Il a été reproduit dans le Mercure galant du mois de mars 1680.

La Bibliothèque nationale possède en même temps l'imprimé (Y + Rés.) et le manuscrit autographe du poëme (Msc. franc., no 12763, fol. 165).

174. Œuvres diverses de Pierre Corneille. A Paris, chez Gissey, rue de la Vieille Boucherie, à l'Arbre de Jessé; Bordelet, ruë S. Jacques, vis-à-vis le College des Jésuites, à S. Ignace, M.DCC.XXXVIII [1738]. Avec Approbation et Privilége du Roi.
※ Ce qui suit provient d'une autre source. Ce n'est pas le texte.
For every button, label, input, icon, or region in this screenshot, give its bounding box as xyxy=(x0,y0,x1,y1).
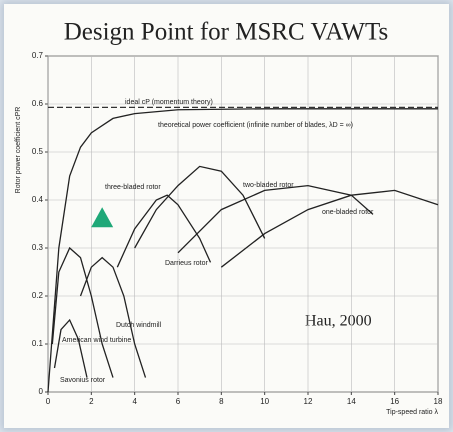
y-tick-label: 0.5 xyxy=(32,147,44,156)
curve xyxy=(220,189,439,268)
y-tick-label: 0.4 xyxy=(32,195,44,204)
x-tick-label: 12 xyxy=(304,397,313,406)
x-axis-label: Tip-speed ratio λ xyxy=(386,409,438,416)
y-tick-label: 0.7 xyxy=(32,51,44,60)
curve xyxy=(51,246,114,378)
curve xyxy=(116,194,212,268)
design-point xyxy=(91,207,114,228)
curve-label: one-bladed rotor xyxy=(322,209,374,216)
curve-label: American wind turbine xyxy=(62,337,131,344)
x-tick-label: 8 xyxy=(219,397,224,406)
curve-label: theoretical power coefficient (infinite … xyxy=(158,122,353,129)
y-axis-label: Rotor power coefficient cPR xyxy=(15,107,22,194)
y-tick-label: 0.3 xyxy=(32,243,44,252)
curve xyxy=(79,256,147,378)
x-tick-label: 14 xyxy=(347,397,356,406)
x-tick-label: 16 xyxy=(390,397,399,406)
curve xyxy=(47,108,438,393)
y-tick-label: 0.1 xyxy=(32,339,44,348)
x-tick-label: 2 xyxy=(89,397,94,406)
annotation: Hau, 2000 xyxy=(305,313,372,330)
x-tick-label: 18 xyxy=(434,397,443,406)
x-tick-label: 10 xyxy=(260,397,269,406)
x-tick-label: 6 xyxy=(176,397,181,406)
curve-label: Dutch windmill xyxy=(116,322,162,329)
y-tick-label: 0.6 xyxy=(32,99,44,108)
y-tick-label: 0.2 xyxy=(32,291,44,300)
curve xyxy=(53,318,88,378)
curve-label: ideal cP (momentum theory) xyxy=(125,99,213,106)
curve xyxy=(177,184,374,254)
y-tick-label: 0 xyxy=(39,387,44,396)
slide xyxy=(4,4,449,428)
x-tick-label: 4 xyxy=(132,397,137,406)
curve-label: three-bladed rotor xyxy=(105,184,161,191)
curve-label: two-bladed rotor xyxy=(243,182,294,189)
curve xyxy=(134,165,266,249)
curve-label: Darrieus rotor xyxy=(165,260,208,267)
x-tick-label: 0 xyxy=(46,397,51,406)
curve-label: Savonius rotor xyxy=(60,377,106,384)
chart-title: Design Point for MSRC VAWTs xyxy=(64,19,389,46)
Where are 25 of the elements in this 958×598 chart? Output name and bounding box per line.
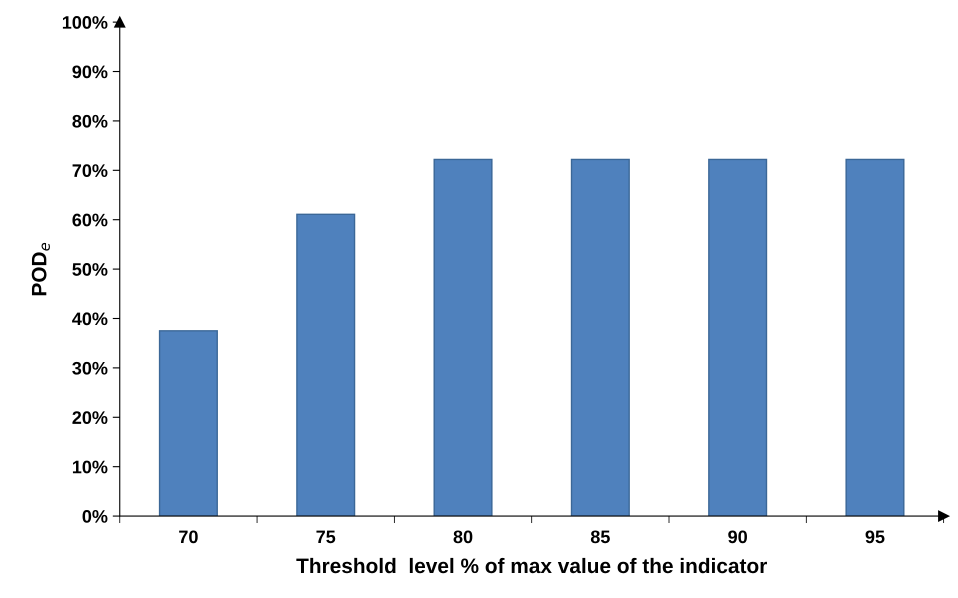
- x-tick-label: 70: [179, 530, 198, 544]
- bar: [845, 158, 905, 516]
- x-tick-label: 85: [590, 530, 610, 544]
- y-axis-title: POD$_{e}$: [32, 242, 50, 296]
- y-tick-label: 60%: [72, 214, 108, 226]
- y-tick-label: 40%: [72, 312, 108, 326]
- bar: [434, 158, 493, 516]
- y-tick-label: 30%: [72, 362, 108, 375]
- y-tick-label: 90%: [72, 65, 108, 78]
- x-axis-title: Threshold level % of max value of the indicator: [296, 558, 767, 574]
- y-tick-label: 50%: [72, 263, 108, 276]
- y-tick-label: 10%: [72, 460, 108, 474]
- x-tick-label: 75: [316, 530, 336, 544]
- y-tick-label: 70%: [72, 164, 108, 178]
- x-tick-label: 95: [866, 530, 885, 544]
- bar: [158, 330, 218, 516]
- x-tick-label: 80: [454, 530, 472, 544]
- bar: [296, 214, 356, 516]
- y-tick-label: 80%: [72, 114, 108, 128]
- y-tick-label: 20%: [72, 411, 108, 424]
- bar: [570, 158, 630, 516]
- bar: [708, 158, 768, 516]
- x-tick-label: 90: [728, 530, 747, 544]
- y-tick-label: 0%: [82, 510, 108, 523]
- y-tick-label: 100%: [62, 16, 108, 29]
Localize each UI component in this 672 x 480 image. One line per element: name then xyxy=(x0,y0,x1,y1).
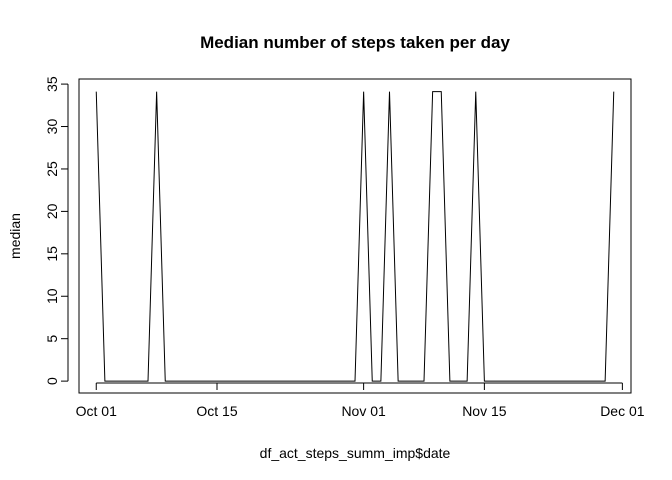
x-axis: Oct 01 Oct 15 Nov 01 Nov 15 Dec 01 xyxy=(76,382,645,419)
x-tick-label: Oct 01 xyxy=(76,403,117,419)
y-axis-label: median xyxy=(7,213,23,259)
y-tick-label: 20 xyxy=(44,203,60,219)
y-tick-label: 0 xyxy=(44,377,60,385)
plot-frame xyxy=(78,78,632,394)
series-line-median xyxy=(95,91,615,382)
chart-title: Median number of steps taken per day xyxy=(200,33,510,52)
y-tick-label: 30 xyxy=(44,119,60,135)
y-tick-label: 25 xyxy=(44,161,60,177)
y-axis: 0 5 10 15 20 25 30 35 xyxy=(44,76,69,385)
y-tick-label: 10 xyxy=(44,288,60,304)
x-tick-label: Nov 01 xyxy=(341,403,386,419)
y-tick-label: 15 xyxy=(44,246,60,262)
x-tick-label: Nov 15 xyxy=(462,403,507,419)
y-tick-label: 5 xyxy=(44,335,60,343)
y-tick-label: 35 xyxy=(44,76,60,92)
x-axis-label: df_act_steps_summ_imp$date xyxy=(260,445,451,461)
x-tick-label: Dec 01 xyxy=(600,403,645,419)
x-tick-label: Oct 15 xyxy=(196,403,237,419)
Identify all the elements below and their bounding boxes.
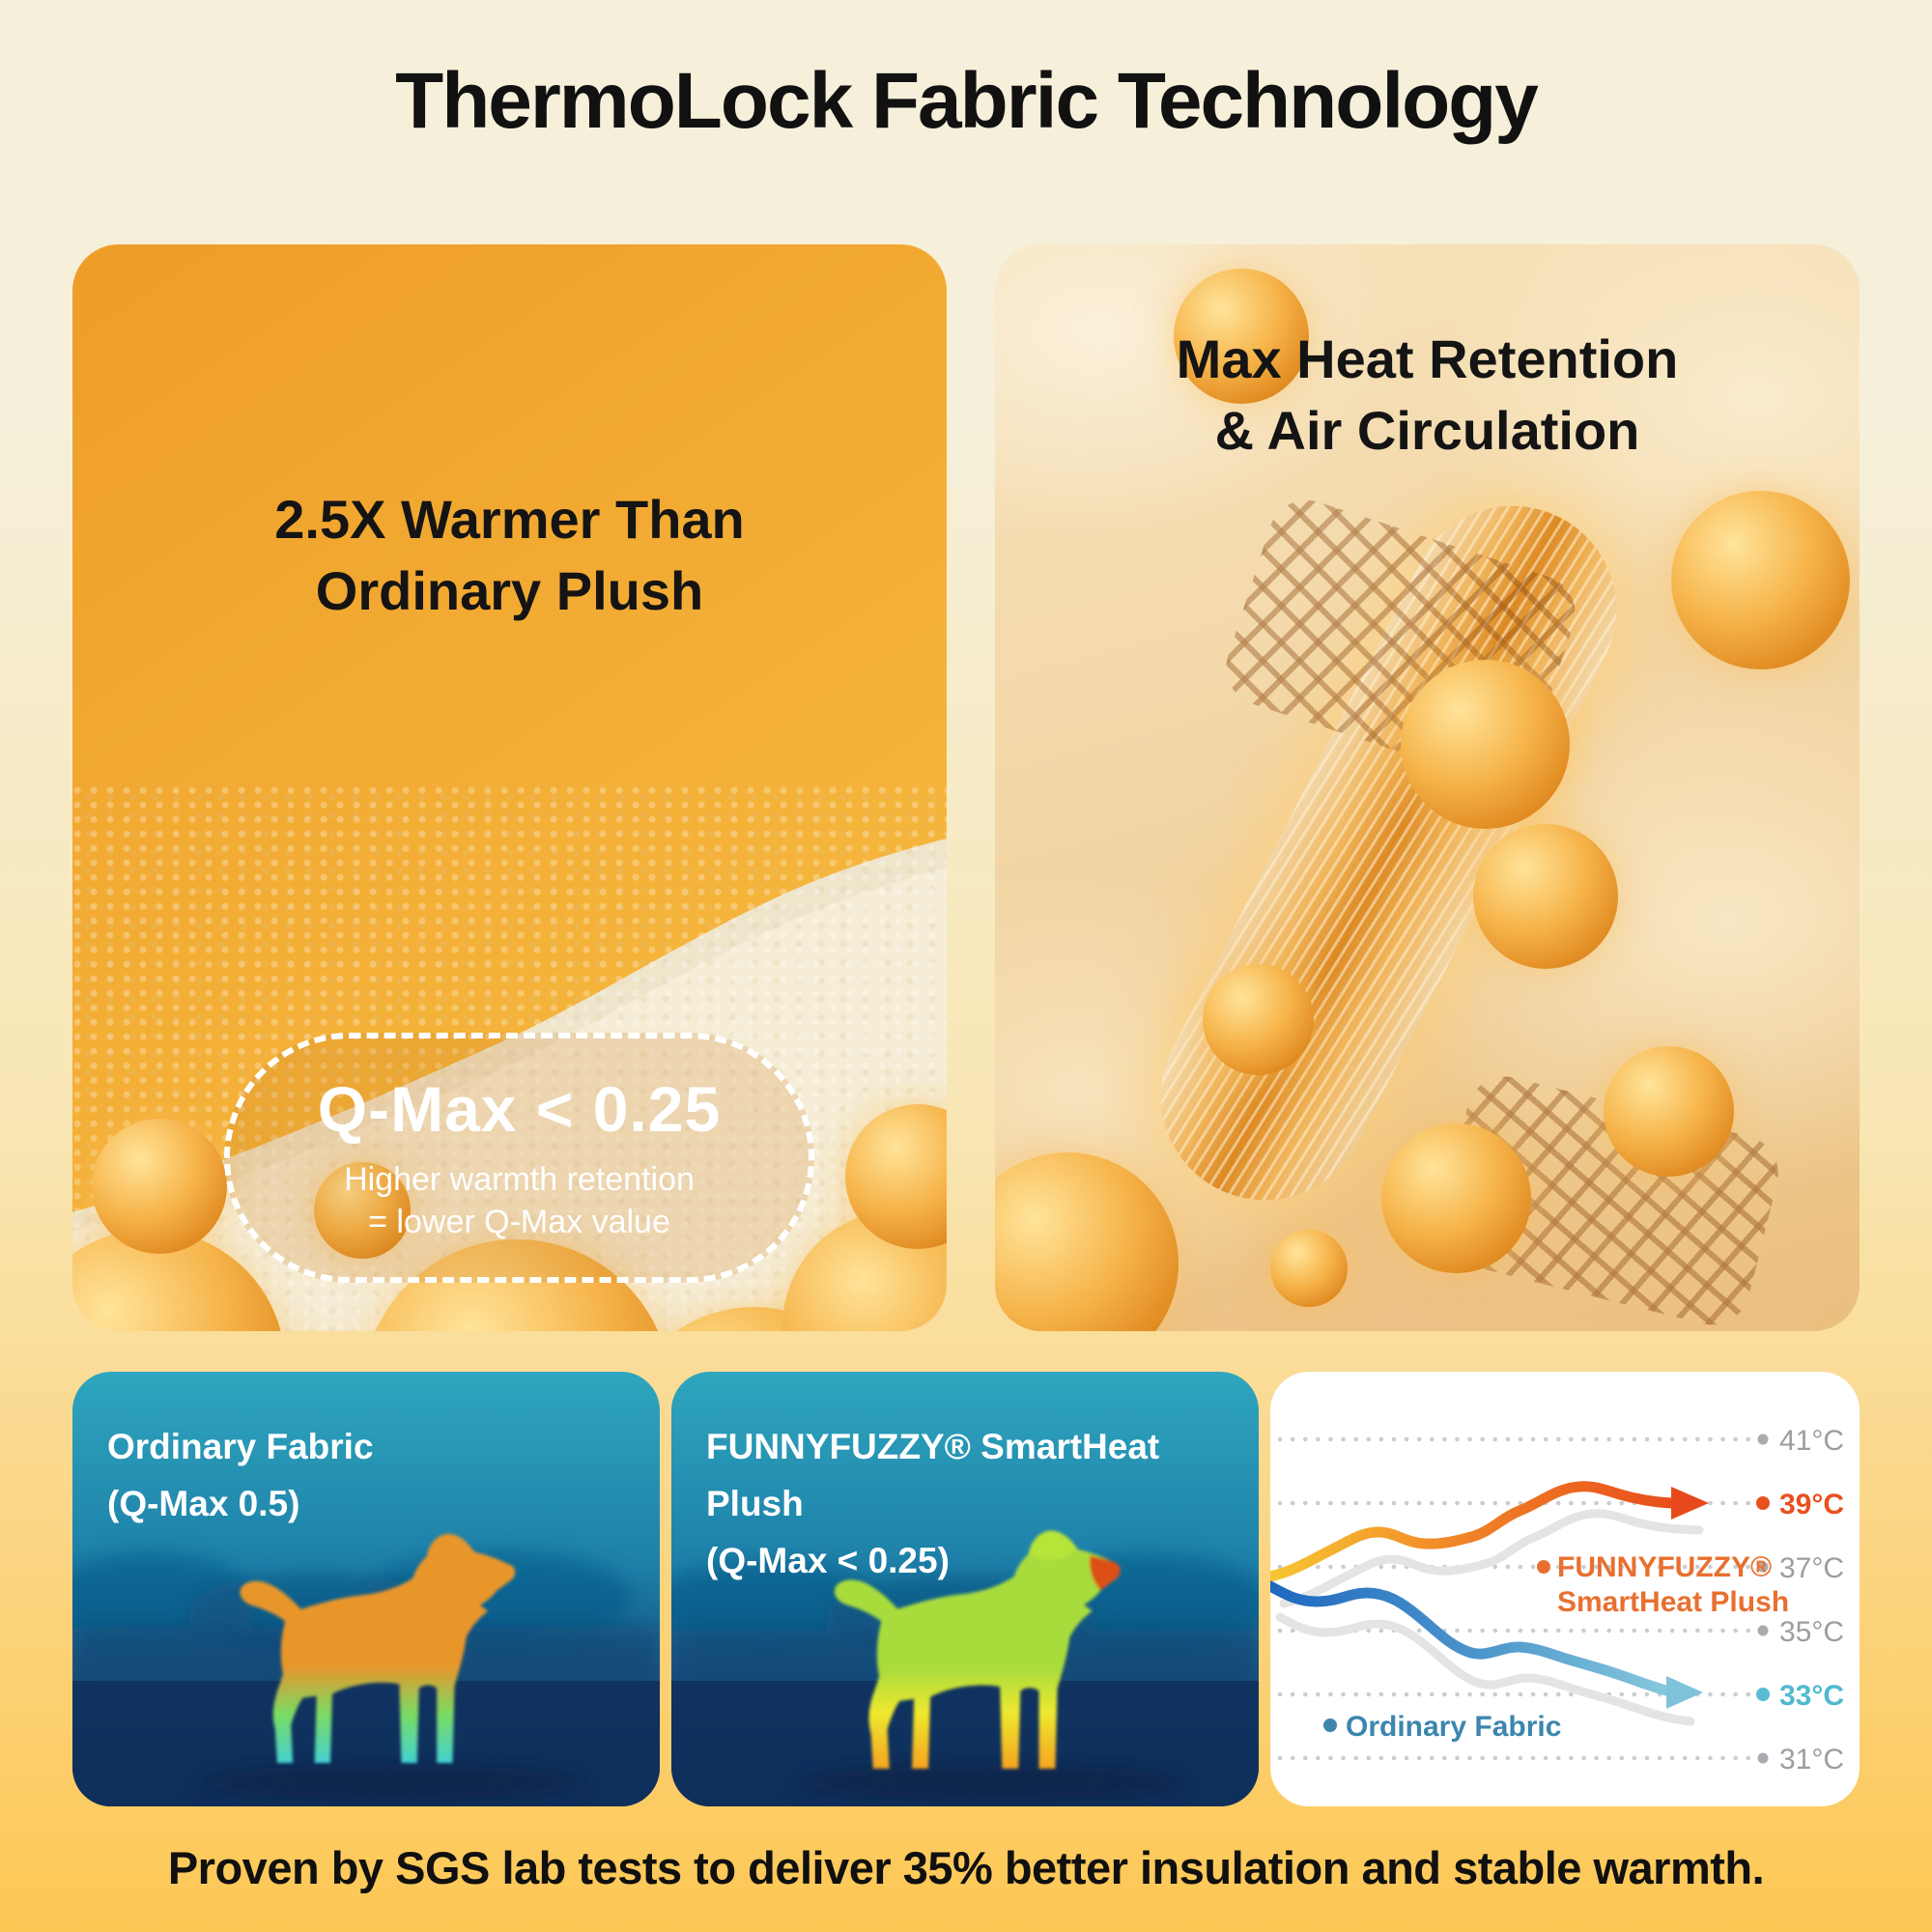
legend-smartheat: FUNNYFUZZY® SmartHeat Plush xyxy=(1537,1551,1789,1618)
ytick-33: 33°C xyxy=(1779,1680,1844,1712)
legend-ordinary: Ordinary Fabric xyxy=(1323,1711,1561,1743)
warmth-heading: 2.5X Warmer Than Ordinary Plush xyxy=(274,489,745,621)
ordinary-line xyxy=(1270,1580,1672,1696)
orange-header-wave xyxy=(72,244,947,1212)
panel-retention: Max Heat Retention & Air Circulation xyxy=(995,244,1860,1331)
qmax-badge-title: Q-Max < 0.25 xyxy=(317,1072,722,1145)
ghost-curves xyxy=(1275,1509,1704,1726)
heat-bubble-icon xyxy=(1671,491,1850,669)
heat-bubble-icon xyxy=(1270,1230,1348,1307)
heat-bubble-icon xyxy=(92,1119,227,1254)
thermal-image-cool xyxy=(72,1372,660,1806)
ytick-37: 37°C xyxy=(1779,1552,1844,1584)
svg-text:SmartHeat Plush: SmartHeat Plush xyxy=(1557,1586,1789,1618)
heat-bubble-icon xyxy=(1203,964,1314,1075)
thermal-image-warm xyxy=(671,1372,1259,1806)
panel-thermal-ordinary: Ordinary Fabric (Q-Max 0.5) xyxy=(72,1372,660,1806)
panel-thermal-smartheat: FUNNYFUZZY® SmartHeat Plush (Q-Max < 0.2… xyxy=(671,1372,1259,1806)
svg-text:FUNNYFUZZY®: FUNNYFUZZY® xyxy=(1557,1551,1772,1583)
smartheat-arrow-icon xyxy=(1671,1487,1709,1520)
ordinary-arrow-icon xyxy=(1666,1676,1703,1709)
ytick-39: 39°C xyxy=(1779,1489,1844,1520)
page-title: ThermoLock Fabric Technology xyxy=(395,57,1539,145)
ytick-41: 41°C xyxy=(1779,1425,1844,1457)
heat-bubble-icon xyxy=(1473,824,1618,969)
sgs-caption: Proven by SGS lab tests to deliver 35% b… xyxy=(167,1842,1765,1893)
smartheat-line xyxy=(1270,1481,1677,1582)
thermal-ordinary-label: Ordinary Fabric (Q-Max 0.5) xyxy=(107,1427,374,1524)
heat-bubble-icon xyxy=(1604,1046,1734,1177)
qmax-badge-subtitle: Higher warmth retention = lower Q-Max va… xyxy=(344,1160,695,1240)
ytick-31: 31°C xyxy=(1779,1744,1844,1776)
retention-heading: Max Heat Retention & Air Circulation xyxy=(1176,328,1679,461)
panel-temperature-chart: 41°C 39°C 37°C 35°C 33°C 31°C FUNNYFUZZY… xyxy=(1270,1372,1860,1806)
panel-warmth: 2.5X Warmer Than Ordinary Plush Q-Max < … xyxy=(72,244,947,1331)
svg-text:Ordinary Fabric: Ordinary Fabric xyxy=(1346,1711,1561,1743)
plush-photo-art xyxy=(72,244,947,1331)
heat-bubble-icon xyxy=(1174,269,1309,404)
heat-bubble-icon xyxy=(1401,660,1570,829)
dog-silhouette xyxy=(834,1530,1121,1769)
heat-bubble-icon xyxy=(1381,1123,1531,1273)
dog-silhouette xyxy=(240,1534,516,1763)
qmax-badge: Q-Max < 0.25 Higher warmth retention = l… xyxy=(224,1033,814,1283)
tick-dots xyxy=(1756,1434,1770,1764)
ytick-35: 35°C xyxy=(1779,1616,1844,1648)
temperature-line-chart: 41°C 39°C 37°C 35°C 33°C 31°C FUNNYFUZZY… xyxy=(1270,1425,1844,1776)
thermal-smartheat-label: FUNNYFUZZY® SmartHeat Plush (Q-Max < 0.2… xyxy=(706,1427,1160,1581)
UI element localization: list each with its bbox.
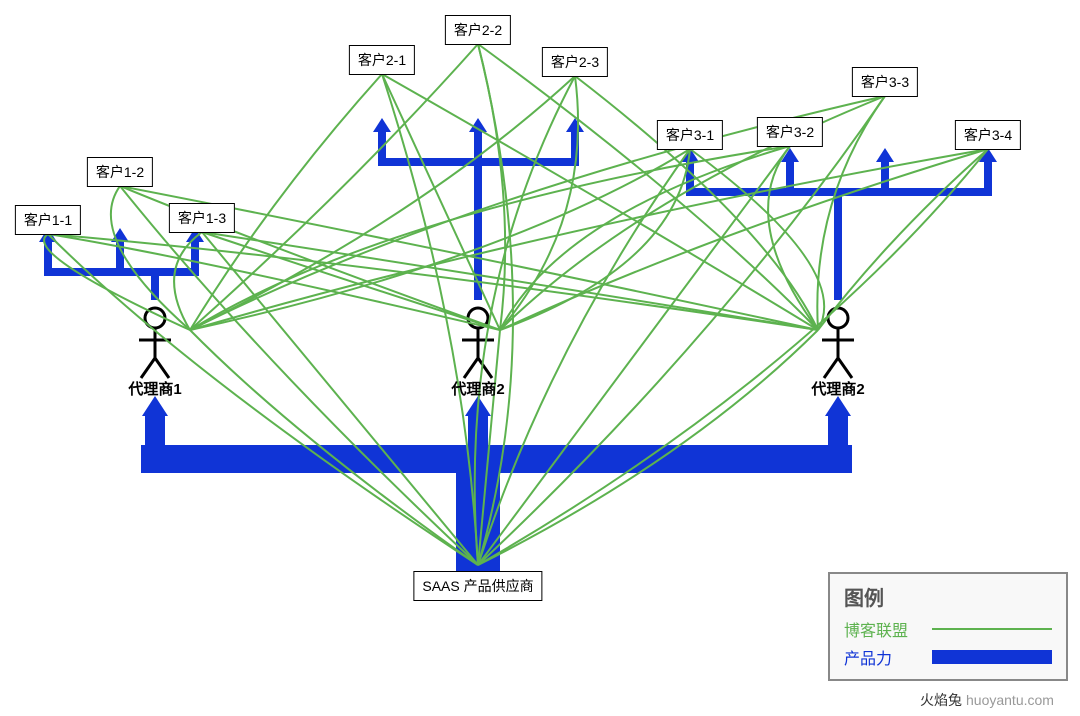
legend-label: 产品力 bbox=[844, 645, 914, 669]
customer-label: 客户1-3 bbox=[178, 210, 226, 226]
customer-label: 客户3-3 bbox=[861, 74, 909, 90]
legend-row: 博客联盟 bbox=[844, 617, 1052, 641]
agent-label-a2: 代理商2 bbox=[451, 378, 504, 399]
customer-label: 客户3-4 bbox=[964, 127, 1012, 143]
customer-label: 客户1-1 bbox=[24, 212, 72, 228]
trunk-horizontal bbox=[141, 445, 852, 473]
customer-box-c13: 客户1-3 bbox=[169, 203, 235, 233]
watermark-en: huoyantu.com bbox=[966, 692, 1054, 708]
customer-box-c32: 客户3-2 bbox=[757, 117, 823, 147]
customer-box-c33: 客户3-3 bbox=[852, 67, 918, 97]
watermark-cn: 火焰兔 bbox=[920, 694, 962, 709]
legend-label: 博客联盟 bbox=[844, 617, 914, 641]
legend-box: 图例 博客联盟产品力 bbox=[828, 572, 1068, 681]
diagram-canvas: { "canvas":{"w":1080,"h":716,"bg":"#ffff… bbox=[0, 0, 1080, 716]
customer-box-c34: 客户3-4 bbox=[955, 120, 1021, 150]
customer-label: 客户3-2 bbox=[766, 124, 814, 140]
legend-swatch bbox=[932, 628, 1052, 630]
customer-box-c11: 客户1-1 bbox=[15, 205, 81, 235]
watermark: 火焰兔 huoyantu.com bbox=[920, 690, 1054, 710]
agent-label-a1: 代理商1 bbox=[128, 378, 181, 399]
customer-label: 客户2-3 bbox=[551, 54, 599, 70]
supplier-box: SAAS 产品供应商 bbox=[413, 571, 542, 601]
customer-label: 客户2-1 bbox=[358, 52, 406, 68]
legend-swatch bbox=[932, 650, 1052, 664]
legend-row: 产品力 bbox=[844, 645, 1052, 669]
customer-box-c21: 客户2-1 bbox=[349, 45, 415, 75]
customer-box-c23: 客户2-3 bbox=[542, 47, 608, 77]
customer-box-c22: 客户2-2 bbox=[445, 15, 511, 45]
customer-label: 客户2-2 bbox=[454, 22, 502, 38]
customer-box-c12: 客户1-2 bbox=[87, 157, 153, 187]
customer-label: 客户3-1 bbox=[666, 127, 714, 143]
customer-box-c31: 客户3-1 bbox=[657, 120, 723, 150]
customer-label: 客户1-2 bbox=[96, 164, 144, 180]
supplier-label: SAAS 产品供应商 bbox=[422, 578, 533, 594]
legend-title: 图例 bbox=[844, 582, 1052, 611]
agent-label-a3: 代理商2 bbox=[811, 378, 864, 399]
In 12. de XXXIV-461 pp. et 3 ff. non chiffr. pour la Table (laquelle commence p. 462) et le Privilége.

Les pp. XXXIII-XXXIV sont imprimées sur un encart, sans feuillet correspondant.

L'abbé François Granet, éditeur de ce recueil, l'a fait précéder d'une préface dans laquelle il insiste sur l'intérêt que présentent les moindres fragments de Corneille. Il a réuni les traductions que le grand tragique avait faites de plusieurs poëmes latins du P. de la Rue et de Santeul, les vers qu'il avait présentés au Roi dans plusieurs circonstances, etc. Pour les productions de la jeunesse de Corneille, il s'est montré plus réservé. «En retranchant les morceaux d'une galanterie licencieuse, dit-il, je n'ai fait que me conformer à l'exemple de M. Corneille, qui a purgé ses premieres comédies de tout ce qui en pouvoit rappeler l'idée.» L'éditeur a fait entrer dans son livre trois madrigaux extraits de la Guirlande de Julie; il a réimprimé plusieurs morceaux qui figuraient dans les éditions originales des pièces de théâtre, mais qui avaient été laissés de côté depuis; enfin il a reproduit quelques-uns des vers adressés par Corneille aux auteurs de ses amis et mis par ceux-ci en tête de leurs ouvrages.

A l'exemple de Fontenelle, Granet s'est efforcé de retrouver les deux livres de Stace traduits par Corneille, mais il n'a pas été plus heureux que son devancier.

Le privilége, daté du 13 décembre 1737, est accordé pour six ans au sieur.....

La préface est suivie de la Défense du grand Corneille, par le Père Tournemine, jésuite.

Les pièces qui composent le recueil sont au nombre de 96, en y comprenant diverses épigrammes latines traduites par Corneille.

Le volume doit renfermer un carton qui n'est pas semblable dans tous les exemplaires. Dans les uns, il contient seulement le Sonnet sur la Mort de Louis XIII; dans les autres, il contient une autre rédaction de la même pièce, suivie du Placet au Roy, sur le retardement de sa pension. (Voy. Marty-Laveaux, t. Xe, pp. 88 sq.)